Nana Yoshimitsu, William L. Ellsworth, Gregory C. Beroza, & Martin Schoenball

Submitted August 15, 2017, SCEC Contribution #7729, 2017 SCEC Annual Meeting Poster #047

Stress drop is important factor for a better understanding of ground motion intensity, which is commonly calculated from the seismic moment and corner frequency by comparing theoretical models to data in the frequency domain. In this study, we focus on assessing the fit to the data across the measurable frequency range to understand the trade-offs among the parameters of the theoretical model.

We gathered co-located events within 1 km from large (Mw >= 4) event in Oklahoma to apply eGf spectral ratio approach. There are 64 clusters obtained from relocated highly accurate event list from May 2013 to November 2016 (Schoenball and Ellsworth, 2017). We formed spectral ratios of 100 sps waveforms between a large and eGfs event pair by stacking all components of four USGS/OGS stations. To suppress the influence of directivity and radiation pattern, we analyzed 5.12 seconds of S-coda wave later than 2.5 times the S-wave travel time.

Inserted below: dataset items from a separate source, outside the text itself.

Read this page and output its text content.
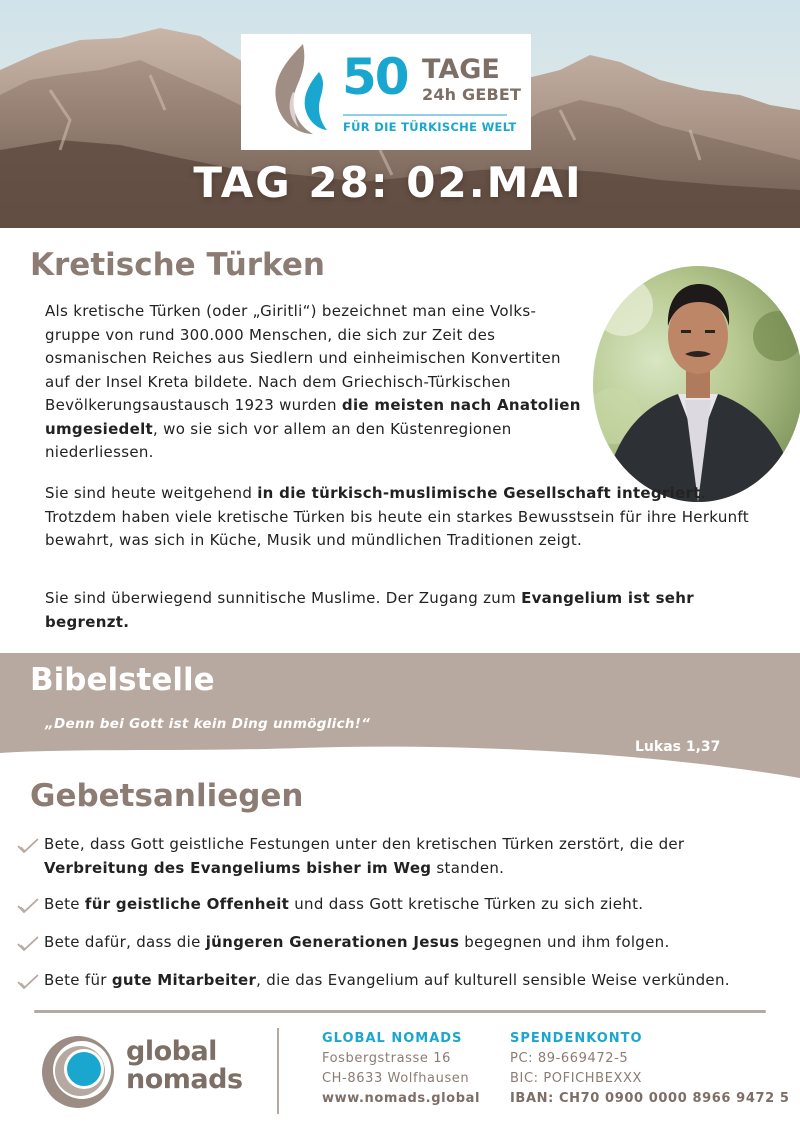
50 TAGE
24h GEBET
FÜR DIE TÜRKISCHE WELT
TAG 28: 02.MAI
Kretische Türken
Als kretische Türken (oder „Giritli“) bezeichnet man eine Volksgruppe von rund 300.000 Menschen, die sich zur Zeit des osmanischen Reiches aus Siedlern und einheimischen Konvertiten auf der Insel Kreta bildete. Nach dem Griechisch-Türkischen Bevölkerungsaustausch 1923 wurden die meisten nach Anatolien umgesiedelt, wo sie sich vor allem an den Küstenregionen niederliessen.
Sie sind heute weitgehend in die türkisch-muslimische Gesellschaft integriert. Trotzdem haben viele kretische Türken bis heute ein starkes Bewusstsein für ihre Herkunft bewahrt, was sich in Küche, Musik und mündlichen Traditionen zeigt.
Sie sind überwiegend sunnitische Muslime. Der Zugang zum Evangelium ist sehr begrenzt.
Bibelstelle
„Denn bei Gott ist kein Ding unmöglich!“
Lukas 1,37
Gebetsanliegen
Bete, dass Gott geistliche Festungen unter den kretischen Türken zerstört, die der Verbreitung des Evangeliums bisher im Weg standen.
Bete für geistliche Offenheit und dass Gott kretische Türken zu sich zieht.
Bete dafür, dass die jüngeren Generationen Jesus begegnen und ihm folgen.
Bete für gute Mitarbeiter, die das Evangelium auf kulturell sensible Weise verkünden.
global
nomads
GLOBAL NOMADS
Fosbergstrasse 16
CH-8633 Wolfhausen
www.nomads.global
SPENDENKONTO
PC: 89-669472-5
BIC: POFICHBEXXX
IBAN: CH70 0900 0000 8966 9472 5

The best model was estimated using least square grid search by fitting Brune spectral model to the data over a frequency range of 1 to 40 Hz. We evaluated the trade-off among three unknown parameters, two corner frequencies and the moment ratio, by comparing the misfit at each grid point with the misfit of the best model. We discarded event pairs with a large trade-off between any of two parameters. In addition, we assessed the residual variation by dividing the residual into five parts with equal log frequency intervals. If the residuals in any frequency band show a large trend (slope) we also discard the event pair.

After assessing the suitability of the eGf with above procedures, the variation of the estimated stress drop in our data set decreased. For example, the stress drop in one cluster varied between 4 to 511 MPa using all available eGf events, but reduced to 35 to 64 MPa after the eGf event selection. Considering these results, we conclude that event selection using trade-off and residual slope increases stress drop estimation accuracy.

Key Words
Stress drop, induced earthquakes, Oklahoma

Citation
Yoshimitsu, N., Ellsworth, W. L., Beroza, G. C., & Schoenball, M. (2017, 08). Two years stress drop estimates for induced earthquakes in Oklahoma. Poster Presentation at 2017 SCEC Annual Meeting.